Les dispositions prévues par ce texte manquent de clarté. En effet, que signifie « s’entremettre » ou « la tentative de s’entremettre » ? De la même manière, comment peut-on apporter la preuve de la « provocation, même non suivie d’effet » ? Les sujets évoqués aujourd’hui ne sont pas nouveaux. Notre hémicycle a déjà eu à les connaître, notamment lors des longs et très nombreux débats sur la loi du 17 mai 2013 ouvrant le mariage aux couples de personnes de même sexe, mais aussi plus tard, lors de l’examen de la proposition de loi de Jean Leonetti du 4 décembre 2014, visant à lutter contre les démarches engagées par des Français pour obtenir une GPA.
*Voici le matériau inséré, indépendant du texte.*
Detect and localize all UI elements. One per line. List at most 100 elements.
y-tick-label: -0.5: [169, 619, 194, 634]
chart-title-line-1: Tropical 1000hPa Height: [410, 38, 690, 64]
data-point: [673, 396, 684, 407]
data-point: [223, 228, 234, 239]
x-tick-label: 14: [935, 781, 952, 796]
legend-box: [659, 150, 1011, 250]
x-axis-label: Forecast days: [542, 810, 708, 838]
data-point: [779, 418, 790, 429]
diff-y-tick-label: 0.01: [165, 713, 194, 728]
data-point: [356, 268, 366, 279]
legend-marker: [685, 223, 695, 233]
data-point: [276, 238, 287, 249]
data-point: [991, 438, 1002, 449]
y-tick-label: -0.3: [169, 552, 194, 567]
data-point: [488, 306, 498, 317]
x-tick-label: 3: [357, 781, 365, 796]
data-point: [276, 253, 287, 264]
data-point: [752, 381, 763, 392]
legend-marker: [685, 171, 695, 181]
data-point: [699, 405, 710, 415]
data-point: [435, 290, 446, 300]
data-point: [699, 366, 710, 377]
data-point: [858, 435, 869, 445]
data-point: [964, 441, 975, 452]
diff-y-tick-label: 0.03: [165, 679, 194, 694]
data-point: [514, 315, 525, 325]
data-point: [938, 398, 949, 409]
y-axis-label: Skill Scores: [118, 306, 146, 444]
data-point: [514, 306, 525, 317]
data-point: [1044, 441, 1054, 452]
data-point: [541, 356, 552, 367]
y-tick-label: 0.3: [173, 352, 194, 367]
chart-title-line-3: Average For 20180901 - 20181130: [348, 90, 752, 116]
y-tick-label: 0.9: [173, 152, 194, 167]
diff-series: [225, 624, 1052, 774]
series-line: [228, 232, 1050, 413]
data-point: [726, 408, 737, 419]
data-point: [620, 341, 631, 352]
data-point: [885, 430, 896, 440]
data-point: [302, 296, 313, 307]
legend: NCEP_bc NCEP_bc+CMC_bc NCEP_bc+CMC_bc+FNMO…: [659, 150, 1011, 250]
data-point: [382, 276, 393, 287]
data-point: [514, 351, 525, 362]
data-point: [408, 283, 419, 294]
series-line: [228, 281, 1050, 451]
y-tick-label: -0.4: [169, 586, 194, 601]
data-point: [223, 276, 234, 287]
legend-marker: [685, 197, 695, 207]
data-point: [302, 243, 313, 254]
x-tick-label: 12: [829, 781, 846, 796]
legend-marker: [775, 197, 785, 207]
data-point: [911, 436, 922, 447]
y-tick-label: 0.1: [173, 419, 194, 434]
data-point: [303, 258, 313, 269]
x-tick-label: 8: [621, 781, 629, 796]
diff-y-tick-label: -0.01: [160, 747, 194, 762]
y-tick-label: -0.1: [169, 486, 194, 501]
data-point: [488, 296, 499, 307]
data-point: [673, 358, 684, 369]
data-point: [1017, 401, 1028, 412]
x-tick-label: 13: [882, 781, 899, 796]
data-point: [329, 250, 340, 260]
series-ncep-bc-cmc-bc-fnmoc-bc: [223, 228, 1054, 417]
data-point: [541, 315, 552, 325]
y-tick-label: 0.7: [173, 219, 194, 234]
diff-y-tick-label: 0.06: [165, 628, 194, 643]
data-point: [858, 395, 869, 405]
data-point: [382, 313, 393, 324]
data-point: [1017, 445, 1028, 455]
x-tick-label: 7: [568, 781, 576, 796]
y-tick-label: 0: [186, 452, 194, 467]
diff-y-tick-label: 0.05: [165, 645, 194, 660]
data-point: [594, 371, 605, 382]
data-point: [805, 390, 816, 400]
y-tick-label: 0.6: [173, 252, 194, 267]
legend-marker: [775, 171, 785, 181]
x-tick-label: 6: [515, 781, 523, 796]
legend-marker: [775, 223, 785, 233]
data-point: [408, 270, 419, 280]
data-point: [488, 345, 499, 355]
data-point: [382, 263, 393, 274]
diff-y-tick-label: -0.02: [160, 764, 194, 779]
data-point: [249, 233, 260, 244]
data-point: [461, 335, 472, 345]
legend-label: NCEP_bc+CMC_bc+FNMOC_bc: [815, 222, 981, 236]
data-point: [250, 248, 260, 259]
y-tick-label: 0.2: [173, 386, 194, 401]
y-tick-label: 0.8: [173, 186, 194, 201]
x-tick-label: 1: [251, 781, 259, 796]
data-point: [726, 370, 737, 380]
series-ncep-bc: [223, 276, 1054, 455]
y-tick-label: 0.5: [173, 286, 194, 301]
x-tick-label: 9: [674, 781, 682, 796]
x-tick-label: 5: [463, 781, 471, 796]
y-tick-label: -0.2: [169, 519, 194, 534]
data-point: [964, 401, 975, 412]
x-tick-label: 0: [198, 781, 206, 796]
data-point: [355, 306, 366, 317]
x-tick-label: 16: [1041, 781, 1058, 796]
Le groupe radical, républicain, démocrate et progressiste – notamment par la voix d’Alain Tourret – a affirmé à plusieurs reprises son opposition à la GPA, et je rejoins évidemment cette position. Lors des débats sur le mariage pour tous, notre groupe a défendu l’ouverture de l’adoption aux couples de même sexe, au nom du principe constitutionnel d’égalité entre les citoyens et de la justice sociale. Toutefois, nous restons défavorables à la marchandisation du corps humain. Or la GPA représente à l’évidence une telle marchandisation : l’utilisation du ventre d’une femme constitue un acte commercial, que nous combattons unanimement et vigoureusement. L’article 16-7 du code civil, introduit par la loi du 29 juillet 1994 relative au respect du corps humain, pose expressément le principe de la nullité de « toute convention portant sur la procréation ou la gestation pour le compte d’autrui ». Le principe du respect du corps humain fait l’objet d’un chapitre entier du code civil, qui consacre son indisponibilité et son inviolabilité. Nous avons par ailleurs déjà expliqué qu’il nous apparaissait souhaitable de condamner et de poursuivre la GPA, et de l’interdire au niveau européen.

Les rapporteurs évoquent la circulaire du 25 janvier 2013 de Christiane Taubira, alors garde des sceaux, relative à la reconnaissance des enfants nés à l’étranger de mères porteuses. Mais cette circulaire n’ouvre pas le droit à la GPA ; elle permet seulement la reconnaissance des enfants nés à l’étranger lorsque le lien de filiation avec un Français résulte d’un acte d’état civil étranger probant au regard de l’article 47 du code civil. Nous ne pouvons pas laisser ces enfants sans reconnaissance ni nationalité.